Für die Textgenerierung werden normalerweise Decoder-only Modelle wie GPT (Generative Pretrained Transformer) oder Encoder-Decoder-Modelle wie Seq2Seq mit Attention-Mechanismen verwendet, da sie speziell dafür ausgelegt sind, auf der Grundlage des verstandenen Kontexts oder der gegebenen Eingaben neue Textsequenzen zu erzeugen.
Encoder-Only, Decoder-Only und Encode-Decoder-Modelle
- Encoder-Only Modelle:
- Beispiel: BERT (Bidirectional Encoder Representations from Transformers)
- Funktionsweise: Encoder-only Modelle sind darauf spezialisiert, den Kontext eines gesamten Textes zu verstehen. Sie verarbeiten Eingabetexte und erzeugen eine Repräsentation dieser Texte. Diese Modelle sind besonders gut in Aufgaben wie Textklassifikation, Sentiment-Analyse oder Entitätserkennung.
- Anwendung: Angenommen, du hast einen Satz: „Der Himmel ist klar und blau.“ Ein Encoder-only Modell wie BERT würde diesen Satz analysieren, um beispielsweise die Stimmung des Satzes zu bestimmen oder um festzustellen, welche Wörter wichtige Entitäten sind.
- Decoder-Only Modelle:
- Beispiel: GPT (Generative Pretrained Transformer)

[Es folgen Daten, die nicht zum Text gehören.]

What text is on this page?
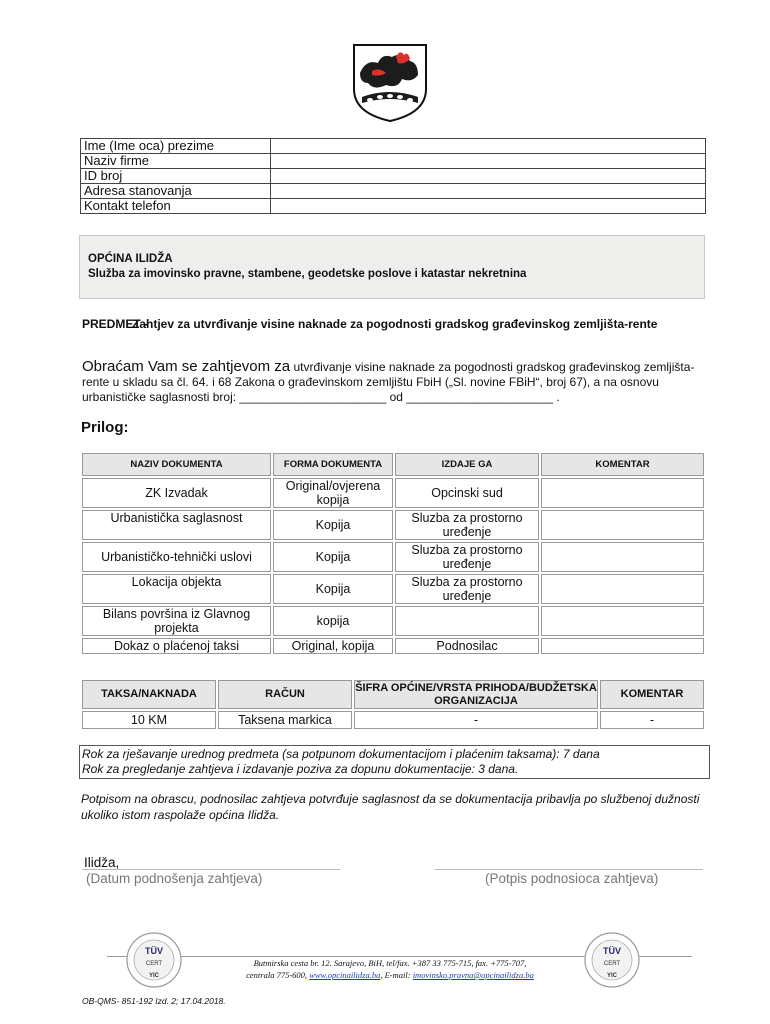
Ime (Ime oca) prezime	
Naziv firme	
ID broj	
Adresa stanovanja	
Kontakt telefon	
OPĆINA ILIDŽA
Služba za imovinsko pravne, stambene, geodetske poslove i katastar nekretnina
PREDMET -
Zahtjev za utvrđivanje visine naknade za pogodnosti gradskog građevinskog zemljišta-rente
Obraćam Vam se zahtjevom za utvrđivanje visine naknade za pogodnosti gradskog građevinskog zemljišta-rente u skladu sa čl. 64. i 68 Zakona o građevinskom zemljištu FbiH („Sl. novine FBiH“, broj 67), a na osnovu urbanističke saglasnosti broj: ______________________ od ______________________ .
Prilog:
NAZIV DOKUMENTA	FORMA DOKUMENTA	IZDAJE GA	KOMENTAR
ZK Izvadak	Original/ovjerena kopija	Opcinski sud	
Urbanistička saglasnost	Kopija	Sluzba za prostorno uređenje	
Urbanističko-tehnički uslovi	Kopija	Sluzba za prostorno uređenje	
Lokacija objekta	Kopija	Sluzba za prostorno uređenje	
Bilans površina iz Glavnog projekta	kopija		
Dokaz o plaćenoj taksi	Original, kopija	Podnosilac	
TAKSA/NAKNADA	RAČUN	ŠIFRA OPĆINE/VRSTA PRIHODA/BUDŽETSKA ORGANIZACIJA	KOMENTAR
10 KM	Taksena markica	-	-
Rok za rješavanje urednog predmeta (sa potpunom dokumentacijom i plaćenim taksama): 7 dana
Rok za pregledanje zahtjeva i izdavanje poziva za dopunu dokumentacije: 3 dana.
Potpisom na obrascu, podnosilac zahtjeva potvrđuje saglasnost da se dokumentacija pribavlja po službenoj dužnosti ukoliko istom raspolaže općina Ilidža.
Ilidža,
(Datum podnošenja zahtjeva)	(Potpis podnosioca zahtjeva)
TÜV
CERT
YIC
TÜV
CERT
YIC
Butmirska cesta br. 12. Sarajevo, BiH, tel/fax. +387 33 775-715, fax. +775-707,
centrala 775-600, www.opcinailidza.ba, E-mail: imovinsko.pravna@opcinailidza.ba
OB-QMS- 851-192 Izd. 2; 17.04.2018.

- Funktionsweise: Decoder-only Modelle sind darauf ausgerichtet, Text basierend auf vorherigen oder gegebenen Texten zu generieren. Sie sind besonders gut in der Erzeugung von zusammenhängenden, fließenden Texten und können für Aufgaben wie das Fortführen einer Geschichte oder das Beantworten von Fragen eingesetzt werden.
- Anwendung: Wenn du den Satzanfang „Als ich heute aufwachte, sah ich…“ gibst, würde ein Decoder-only Modell wie GPT den Satz sinnvoll vervollständigen, basierend auf den Mustern und Stilen, die es während seiner Ausbildung gelernt hat.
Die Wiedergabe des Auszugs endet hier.